Used vs. New Oven

Hello everyone, this is a great discussion forum with valuable insights, especially for people like me who are new to the Pizza business. What’s the opinion on used deck ovens, my cusion who has 4 locations suggests I minimize my investment and find a used 120,000 BTU unit. My wife and I are planning to open our pizzeria this summer.
I would appreciate your perspective. Thanks

Questions pop into my mind as you ask this:

  1. style of pizza, pan, screen, think, thin, etc.
  2. market area (culture of customer / competition)
  3. the identity of your restaurant. What do you want to be known for?
  4. delivery? Dine in?
  5. anticipated volume?
  6. Menu? Broad? Narrow?

Personally, I have been a long term fan of the conveyor oven.

  • simplicity for training and operations
  • speed of service
  • safety

The good news for you: Pizza Expo right around the corner in Las Vegas. All the latest and greatest equipment will be there along with vendors who have 100% refurbished equipment and sell with warranties. The opporunity to gather information there will be worth every penny if you are planning an opening in summer.

Over the years, new pizza companies who started with the latest technology and offered premium pizzas baked much more quickly kept raising the bar for service standards. If you identity is to kick it up a notch vs. others in your community with new ovens, your competition will hesitate to replace their ovens to keep up. Might give you an advantage. (Some day, can we deliver in 15 minutes as a standard?) :slight_smile:

All depends on you, your vision, your identity.
I will say in the pizza business, your oven is your work horse. When the oven goes down or unable to perform to expectation, the rest of your business will suffer.

Thanks a lot and your perspective is well thought out. It’s a brand new location in a upper middle-high income demo and four existing pizza competitors (3 independent and 1 regional chain). The key differentiator to our concept is pizza (NY style), selling by the slice and exceptional service. Very limited seating but strong delivery and takeout business.
I realize the role ovens play in our business but wanted to get a view from those who’ve been at it longer.
Very much looking forward to the expo.

A used deck oven would be my choice in your situation. Selling by the slice is easier with a deck and the investment is so small up front. As soon as you are sure you will do well go for the new one. The tax advantages will then help you.

We bought 2 used conveyor ovens after months of comparing and coming to forums like this.
If your going to do primarily take out and delivery you can’t beat a conveyor for volume, simplicity, and
consistency. That being said - they can be expensive to repair if you buy a used lemon. Do your homeowrk to find a reputable dealer for a REFURBISHED oven and you’ll save nearly half of the brand new price tag. A refurbed oven from a reputable dealer will come with a warranty and a guarantee of perfect working order upon receipt. If they don’t offer a full warranty for at least 90 days after purchase they do not stand behind their work. Stay away from those guys.

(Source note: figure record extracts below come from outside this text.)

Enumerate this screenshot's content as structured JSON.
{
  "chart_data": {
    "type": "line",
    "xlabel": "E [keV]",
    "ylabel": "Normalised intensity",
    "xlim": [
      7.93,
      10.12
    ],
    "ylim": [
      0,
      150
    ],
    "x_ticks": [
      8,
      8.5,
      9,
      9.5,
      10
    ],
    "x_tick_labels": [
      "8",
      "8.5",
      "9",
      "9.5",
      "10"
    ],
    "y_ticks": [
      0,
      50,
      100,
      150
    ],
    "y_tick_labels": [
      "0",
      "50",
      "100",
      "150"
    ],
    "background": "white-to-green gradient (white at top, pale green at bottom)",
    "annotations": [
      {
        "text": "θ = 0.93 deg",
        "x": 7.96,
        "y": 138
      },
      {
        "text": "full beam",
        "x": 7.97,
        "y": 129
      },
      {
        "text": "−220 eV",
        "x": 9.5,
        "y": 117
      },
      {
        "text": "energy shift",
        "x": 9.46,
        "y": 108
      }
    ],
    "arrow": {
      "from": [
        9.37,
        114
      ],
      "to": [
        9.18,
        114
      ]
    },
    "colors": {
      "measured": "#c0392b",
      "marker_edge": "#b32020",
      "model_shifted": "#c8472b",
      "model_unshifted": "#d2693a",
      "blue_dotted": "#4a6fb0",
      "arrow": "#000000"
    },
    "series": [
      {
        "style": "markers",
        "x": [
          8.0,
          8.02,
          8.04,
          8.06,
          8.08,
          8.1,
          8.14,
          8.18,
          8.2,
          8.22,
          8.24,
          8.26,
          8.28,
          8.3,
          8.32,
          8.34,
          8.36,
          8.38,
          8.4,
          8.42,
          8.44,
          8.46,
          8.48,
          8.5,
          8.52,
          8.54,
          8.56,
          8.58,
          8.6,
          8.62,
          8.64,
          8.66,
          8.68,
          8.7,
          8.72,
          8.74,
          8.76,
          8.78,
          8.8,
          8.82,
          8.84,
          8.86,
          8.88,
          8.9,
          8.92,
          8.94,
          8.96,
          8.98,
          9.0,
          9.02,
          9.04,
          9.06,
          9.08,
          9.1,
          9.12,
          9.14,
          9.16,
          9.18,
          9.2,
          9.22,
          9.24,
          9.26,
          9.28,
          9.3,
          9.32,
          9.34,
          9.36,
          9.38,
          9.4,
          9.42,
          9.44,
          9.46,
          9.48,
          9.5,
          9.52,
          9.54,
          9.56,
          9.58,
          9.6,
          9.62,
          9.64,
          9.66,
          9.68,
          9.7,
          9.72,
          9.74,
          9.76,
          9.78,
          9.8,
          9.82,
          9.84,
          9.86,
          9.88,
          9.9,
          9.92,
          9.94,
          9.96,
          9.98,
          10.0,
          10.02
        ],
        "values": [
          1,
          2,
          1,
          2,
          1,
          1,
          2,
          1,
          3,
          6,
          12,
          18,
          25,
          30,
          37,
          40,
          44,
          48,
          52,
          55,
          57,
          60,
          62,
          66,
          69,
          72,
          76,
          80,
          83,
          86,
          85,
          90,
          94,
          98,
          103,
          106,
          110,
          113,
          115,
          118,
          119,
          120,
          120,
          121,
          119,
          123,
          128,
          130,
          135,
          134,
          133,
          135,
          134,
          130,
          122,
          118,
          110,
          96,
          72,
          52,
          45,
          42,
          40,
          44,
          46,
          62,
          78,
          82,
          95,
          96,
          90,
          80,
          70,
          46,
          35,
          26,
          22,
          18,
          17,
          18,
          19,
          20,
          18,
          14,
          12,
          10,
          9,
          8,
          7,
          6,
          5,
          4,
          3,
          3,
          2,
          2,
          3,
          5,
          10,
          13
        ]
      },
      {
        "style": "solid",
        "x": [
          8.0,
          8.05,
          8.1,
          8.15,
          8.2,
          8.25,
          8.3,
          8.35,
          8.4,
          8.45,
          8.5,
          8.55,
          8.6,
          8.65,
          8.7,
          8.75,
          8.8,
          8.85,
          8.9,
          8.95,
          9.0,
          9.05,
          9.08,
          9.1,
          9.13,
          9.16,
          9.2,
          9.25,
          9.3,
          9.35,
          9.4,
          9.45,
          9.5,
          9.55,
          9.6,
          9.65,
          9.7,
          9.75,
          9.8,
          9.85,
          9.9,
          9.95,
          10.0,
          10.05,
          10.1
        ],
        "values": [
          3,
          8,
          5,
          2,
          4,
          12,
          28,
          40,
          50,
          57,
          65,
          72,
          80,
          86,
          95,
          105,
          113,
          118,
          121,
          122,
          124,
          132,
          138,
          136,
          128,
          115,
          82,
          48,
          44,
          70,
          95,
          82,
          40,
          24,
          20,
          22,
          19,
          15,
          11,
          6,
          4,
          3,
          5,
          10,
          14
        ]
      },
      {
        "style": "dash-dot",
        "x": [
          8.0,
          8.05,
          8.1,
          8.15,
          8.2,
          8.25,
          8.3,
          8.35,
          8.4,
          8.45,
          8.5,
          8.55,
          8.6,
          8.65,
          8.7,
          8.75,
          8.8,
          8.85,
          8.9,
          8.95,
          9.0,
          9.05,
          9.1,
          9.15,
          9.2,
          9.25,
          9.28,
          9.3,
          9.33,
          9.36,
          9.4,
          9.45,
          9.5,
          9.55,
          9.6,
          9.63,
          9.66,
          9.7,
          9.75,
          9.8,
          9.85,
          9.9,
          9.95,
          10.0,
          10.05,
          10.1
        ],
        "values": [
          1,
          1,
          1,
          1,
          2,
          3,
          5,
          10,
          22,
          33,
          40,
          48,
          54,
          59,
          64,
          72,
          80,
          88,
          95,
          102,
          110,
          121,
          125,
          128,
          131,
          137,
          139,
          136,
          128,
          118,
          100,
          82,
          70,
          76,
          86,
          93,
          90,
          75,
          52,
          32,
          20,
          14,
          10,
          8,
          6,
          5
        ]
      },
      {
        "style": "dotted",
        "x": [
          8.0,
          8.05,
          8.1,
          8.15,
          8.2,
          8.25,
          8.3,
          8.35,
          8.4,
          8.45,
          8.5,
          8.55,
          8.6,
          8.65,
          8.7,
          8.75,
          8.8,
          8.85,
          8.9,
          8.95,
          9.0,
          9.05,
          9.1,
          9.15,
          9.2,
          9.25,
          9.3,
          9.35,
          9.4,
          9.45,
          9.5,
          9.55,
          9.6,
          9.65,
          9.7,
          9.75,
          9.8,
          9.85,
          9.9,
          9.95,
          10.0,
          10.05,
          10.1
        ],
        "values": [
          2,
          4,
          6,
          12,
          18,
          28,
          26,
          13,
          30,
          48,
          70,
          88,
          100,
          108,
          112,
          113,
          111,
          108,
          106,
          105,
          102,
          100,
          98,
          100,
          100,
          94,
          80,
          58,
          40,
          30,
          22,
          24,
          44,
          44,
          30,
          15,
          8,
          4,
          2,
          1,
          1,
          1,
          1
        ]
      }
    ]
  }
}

I have always worked with Greg from AMS Enterprises out of Tennessee.

I would agree with tastycrust about using a conveyor oven for volume and needing one that won’t break down regularly and cost you an arm and a leg. I went with brand new ovens from Edge and probably spent less than an equivalent set of refurbished Middlebys. These came with a two year warranty, and have had no problems in the 6 months I have had them. As a bonus, I’m using about 25% less gas than I did with my old ovens.

Every food service owner or operator wants to save money. Money saved is money added to your bottom line. But sometimes, saving money in the short term will cost you money in the long term. Buying used equipment instead of new equipment will always save you money in the short term, but make sure to think ahead. With many pieces of equipment, the money saved by purchasing used is not worth the risk it entails. However, in certain cases, buying used equipment is a smart way to save some of your capital.